We just feel it. And maybe that’s the point.
#11 Attention shapes our reality.
The world we pay attention to is very directly linked to the world we live in.
And we all know it. “Ignorance is bliss,” as the saying goes.
Yet we justify attention on the negative as a “moral duty.” We focus on news headlines that we know are meant to drive fear in us… things we know that we have no control over.
Because the opposite is ignorance.
And ignorance is bad. right?
#12 The disappearance of silence.
Modern life is loud. Not always in decibels, but the sheer quantity of noise.
As an example, I’ll use my walk through Denver to get to the coffee shop where I’m currently typing this:
The cars on the road. The beeps of an angry morning commuter. The screams of a schizophrenic. The loud, indistinct hums of construction.
And then I finally escape into the coffee shop. Where things quiet down a bit compared to the outside city noise, but not much.
Jazz plays in the background. The sound of my typing fingers. The chatter of folks who are ordering. The drip of coffee from the machine into the to-go cup.
It’s normal for us. But compared to how humans have lived through most of our evolution, it’s an onslaught of constant noise.
So what would more silence bring?
More time to reflect, maybe. More time to think. Or not to think at all.
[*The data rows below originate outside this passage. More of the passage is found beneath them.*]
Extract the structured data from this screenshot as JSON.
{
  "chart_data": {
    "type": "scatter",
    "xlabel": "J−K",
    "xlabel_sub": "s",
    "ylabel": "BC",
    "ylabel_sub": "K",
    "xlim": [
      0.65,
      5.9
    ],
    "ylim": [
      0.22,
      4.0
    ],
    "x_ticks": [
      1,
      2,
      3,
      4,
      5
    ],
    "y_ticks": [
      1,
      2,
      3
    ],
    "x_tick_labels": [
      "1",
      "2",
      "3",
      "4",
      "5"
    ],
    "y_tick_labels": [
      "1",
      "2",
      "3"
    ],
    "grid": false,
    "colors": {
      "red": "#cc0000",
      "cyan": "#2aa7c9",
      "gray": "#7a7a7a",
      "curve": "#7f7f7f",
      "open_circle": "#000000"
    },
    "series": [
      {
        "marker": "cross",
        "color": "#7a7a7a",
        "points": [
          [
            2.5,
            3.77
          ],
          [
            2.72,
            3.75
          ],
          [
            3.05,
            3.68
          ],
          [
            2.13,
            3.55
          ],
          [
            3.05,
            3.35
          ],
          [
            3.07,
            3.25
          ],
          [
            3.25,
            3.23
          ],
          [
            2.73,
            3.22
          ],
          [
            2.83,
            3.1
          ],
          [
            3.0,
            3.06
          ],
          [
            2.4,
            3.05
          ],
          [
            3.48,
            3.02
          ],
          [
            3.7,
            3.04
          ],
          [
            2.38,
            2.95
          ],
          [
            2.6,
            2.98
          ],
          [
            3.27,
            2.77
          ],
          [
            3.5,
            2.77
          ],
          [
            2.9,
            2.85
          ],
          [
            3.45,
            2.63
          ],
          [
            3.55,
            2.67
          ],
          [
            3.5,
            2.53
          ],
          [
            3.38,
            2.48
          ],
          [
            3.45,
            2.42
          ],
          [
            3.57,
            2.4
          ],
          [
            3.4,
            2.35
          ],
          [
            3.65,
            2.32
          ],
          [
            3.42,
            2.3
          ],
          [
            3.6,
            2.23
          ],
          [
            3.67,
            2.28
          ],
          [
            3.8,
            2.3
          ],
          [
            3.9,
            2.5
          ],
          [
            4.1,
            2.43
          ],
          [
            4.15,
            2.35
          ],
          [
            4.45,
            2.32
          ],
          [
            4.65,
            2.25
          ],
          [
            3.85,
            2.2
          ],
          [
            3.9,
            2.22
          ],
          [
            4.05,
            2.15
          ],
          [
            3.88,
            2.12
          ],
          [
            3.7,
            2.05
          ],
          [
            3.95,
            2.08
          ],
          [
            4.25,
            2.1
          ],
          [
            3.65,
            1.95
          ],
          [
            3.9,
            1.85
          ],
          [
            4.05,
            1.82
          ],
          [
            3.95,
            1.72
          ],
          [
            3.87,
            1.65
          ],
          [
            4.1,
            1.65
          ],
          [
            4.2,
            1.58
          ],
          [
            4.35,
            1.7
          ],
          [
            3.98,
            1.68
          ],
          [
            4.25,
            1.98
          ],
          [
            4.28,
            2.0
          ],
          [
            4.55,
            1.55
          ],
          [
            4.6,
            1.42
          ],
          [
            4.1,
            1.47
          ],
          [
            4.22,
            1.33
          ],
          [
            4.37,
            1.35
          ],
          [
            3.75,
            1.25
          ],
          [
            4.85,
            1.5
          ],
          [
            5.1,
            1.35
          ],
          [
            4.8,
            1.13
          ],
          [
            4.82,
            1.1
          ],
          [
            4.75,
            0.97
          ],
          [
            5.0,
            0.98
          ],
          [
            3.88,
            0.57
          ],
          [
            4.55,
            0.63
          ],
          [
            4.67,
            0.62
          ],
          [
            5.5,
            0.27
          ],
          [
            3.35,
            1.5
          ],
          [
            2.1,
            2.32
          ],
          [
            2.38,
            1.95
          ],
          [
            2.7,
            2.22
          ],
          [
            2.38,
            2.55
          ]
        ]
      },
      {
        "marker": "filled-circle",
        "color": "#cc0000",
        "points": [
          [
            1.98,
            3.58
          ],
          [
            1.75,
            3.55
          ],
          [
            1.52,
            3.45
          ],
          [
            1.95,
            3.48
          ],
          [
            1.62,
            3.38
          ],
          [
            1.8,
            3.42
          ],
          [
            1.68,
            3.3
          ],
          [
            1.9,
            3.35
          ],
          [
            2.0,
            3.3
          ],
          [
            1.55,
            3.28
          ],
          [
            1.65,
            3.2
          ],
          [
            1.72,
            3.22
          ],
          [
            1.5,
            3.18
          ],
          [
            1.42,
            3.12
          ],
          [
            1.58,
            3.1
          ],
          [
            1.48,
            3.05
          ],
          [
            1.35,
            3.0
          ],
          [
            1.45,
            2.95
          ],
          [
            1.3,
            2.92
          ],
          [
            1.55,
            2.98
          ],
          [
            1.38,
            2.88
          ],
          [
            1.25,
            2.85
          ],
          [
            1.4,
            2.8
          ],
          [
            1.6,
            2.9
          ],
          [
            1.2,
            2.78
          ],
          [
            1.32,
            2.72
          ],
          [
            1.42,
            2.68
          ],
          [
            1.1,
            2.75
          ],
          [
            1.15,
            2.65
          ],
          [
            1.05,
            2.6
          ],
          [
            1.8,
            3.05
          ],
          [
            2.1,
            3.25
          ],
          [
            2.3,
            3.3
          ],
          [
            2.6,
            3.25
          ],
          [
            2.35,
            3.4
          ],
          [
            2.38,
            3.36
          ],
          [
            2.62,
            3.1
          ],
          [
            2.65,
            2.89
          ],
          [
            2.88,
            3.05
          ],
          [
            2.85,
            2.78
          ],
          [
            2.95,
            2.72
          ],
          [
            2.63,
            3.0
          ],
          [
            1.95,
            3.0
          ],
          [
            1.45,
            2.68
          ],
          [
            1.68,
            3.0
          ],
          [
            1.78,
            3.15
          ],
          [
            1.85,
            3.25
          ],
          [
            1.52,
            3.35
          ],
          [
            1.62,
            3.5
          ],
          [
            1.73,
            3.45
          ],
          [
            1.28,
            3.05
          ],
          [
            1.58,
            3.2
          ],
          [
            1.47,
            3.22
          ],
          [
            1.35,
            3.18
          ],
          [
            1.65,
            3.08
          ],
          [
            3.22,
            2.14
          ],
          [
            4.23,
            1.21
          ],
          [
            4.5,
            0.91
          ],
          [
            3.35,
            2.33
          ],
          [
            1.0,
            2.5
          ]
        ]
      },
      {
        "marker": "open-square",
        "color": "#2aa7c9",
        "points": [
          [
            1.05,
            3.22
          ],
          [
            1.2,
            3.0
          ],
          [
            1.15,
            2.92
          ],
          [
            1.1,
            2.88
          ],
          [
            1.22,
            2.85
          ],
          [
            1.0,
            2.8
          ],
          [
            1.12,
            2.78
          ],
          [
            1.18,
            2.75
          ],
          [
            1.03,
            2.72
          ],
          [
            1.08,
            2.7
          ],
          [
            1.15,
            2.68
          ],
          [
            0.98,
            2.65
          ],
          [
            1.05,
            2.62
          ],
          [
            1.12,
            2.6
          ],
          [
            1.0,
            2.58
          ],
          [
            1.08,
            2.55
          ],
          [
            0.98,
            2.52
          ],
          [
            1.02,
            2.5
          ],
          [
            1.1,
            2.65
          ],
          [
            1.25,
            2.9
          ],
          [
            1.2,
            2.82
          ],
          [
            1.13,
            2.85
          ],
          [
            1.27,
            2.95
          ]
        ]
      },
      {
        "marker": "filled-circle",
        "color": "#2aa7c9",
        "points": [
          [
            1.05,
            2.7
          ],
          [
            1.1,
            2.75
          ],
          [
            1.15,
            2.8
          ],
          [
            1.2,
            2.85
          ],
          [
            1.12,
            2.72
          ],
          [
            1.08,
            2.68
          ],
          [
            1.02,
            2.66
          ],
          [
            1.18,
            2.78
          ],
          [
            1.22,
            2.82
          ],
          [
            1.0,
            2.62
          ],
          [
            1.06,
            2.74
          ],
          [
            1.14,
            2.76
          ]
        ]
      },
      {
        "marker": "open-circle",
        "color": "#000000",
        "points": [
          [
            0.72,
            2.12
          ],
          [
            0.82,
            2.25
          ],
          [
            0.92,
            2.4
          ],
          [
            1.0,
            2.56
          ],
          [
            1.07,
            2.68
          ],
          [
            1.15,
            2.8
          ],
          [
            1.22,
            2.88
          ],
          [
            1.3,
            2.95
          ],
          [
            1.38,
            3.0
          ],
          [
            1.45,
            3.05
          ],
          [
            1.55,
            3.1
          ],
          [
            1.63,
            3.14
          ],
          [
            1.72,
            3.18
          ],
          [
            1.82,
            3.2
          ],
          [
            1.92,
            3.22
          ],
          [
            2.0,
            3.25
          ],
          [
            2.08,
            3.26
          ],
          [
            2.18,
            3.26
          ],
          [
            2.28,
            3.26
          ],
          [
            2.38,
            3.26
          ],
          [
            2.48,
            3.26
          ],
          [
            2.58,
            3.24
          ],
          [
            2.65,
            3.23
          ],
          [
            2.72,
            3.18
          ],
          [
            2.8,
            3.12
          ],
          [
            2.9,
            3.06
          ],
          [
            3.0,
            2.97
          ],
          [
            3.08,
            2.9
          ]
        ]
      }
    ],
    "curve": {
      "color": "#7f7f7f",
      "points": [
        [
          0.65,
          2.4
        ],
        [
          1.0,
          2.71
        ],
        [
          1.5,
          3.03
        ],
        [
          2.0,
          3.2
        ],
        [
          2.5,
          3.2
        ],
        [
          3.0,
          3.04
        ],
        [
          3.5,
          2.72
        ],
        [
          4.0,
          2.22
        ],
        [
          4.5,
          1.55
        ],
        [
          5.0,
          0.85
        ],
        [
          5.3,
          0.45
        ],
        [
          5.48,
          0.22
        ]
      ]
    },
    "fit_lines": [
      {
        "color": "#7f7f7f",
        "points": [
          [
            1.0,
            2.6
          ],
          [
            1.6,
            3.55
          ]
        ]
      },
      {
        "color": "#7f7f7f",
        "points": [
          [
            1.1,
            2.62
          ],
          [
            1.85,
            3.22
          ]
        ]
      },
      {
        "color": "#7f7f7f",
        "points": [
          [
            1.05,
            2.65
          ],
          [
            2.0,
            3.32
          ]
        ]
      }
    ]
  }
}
Maybe that’s why meditation has gotten so popular. We’ve created such a loud world that even silence costs $9.99 in the App Store.
#13 There’s 8 fucking billion of us.
And counting.
Seriously, that’s a lot of people.
And you know that internal world you live in? The internal monologue that’s constantly following you around? Those nasty inner demons you’ve been battling with?
That means there are roughly 8 billion of those too.
But to be completely honest, I haven’t counted myself (see “second-hand knowledge” bullet).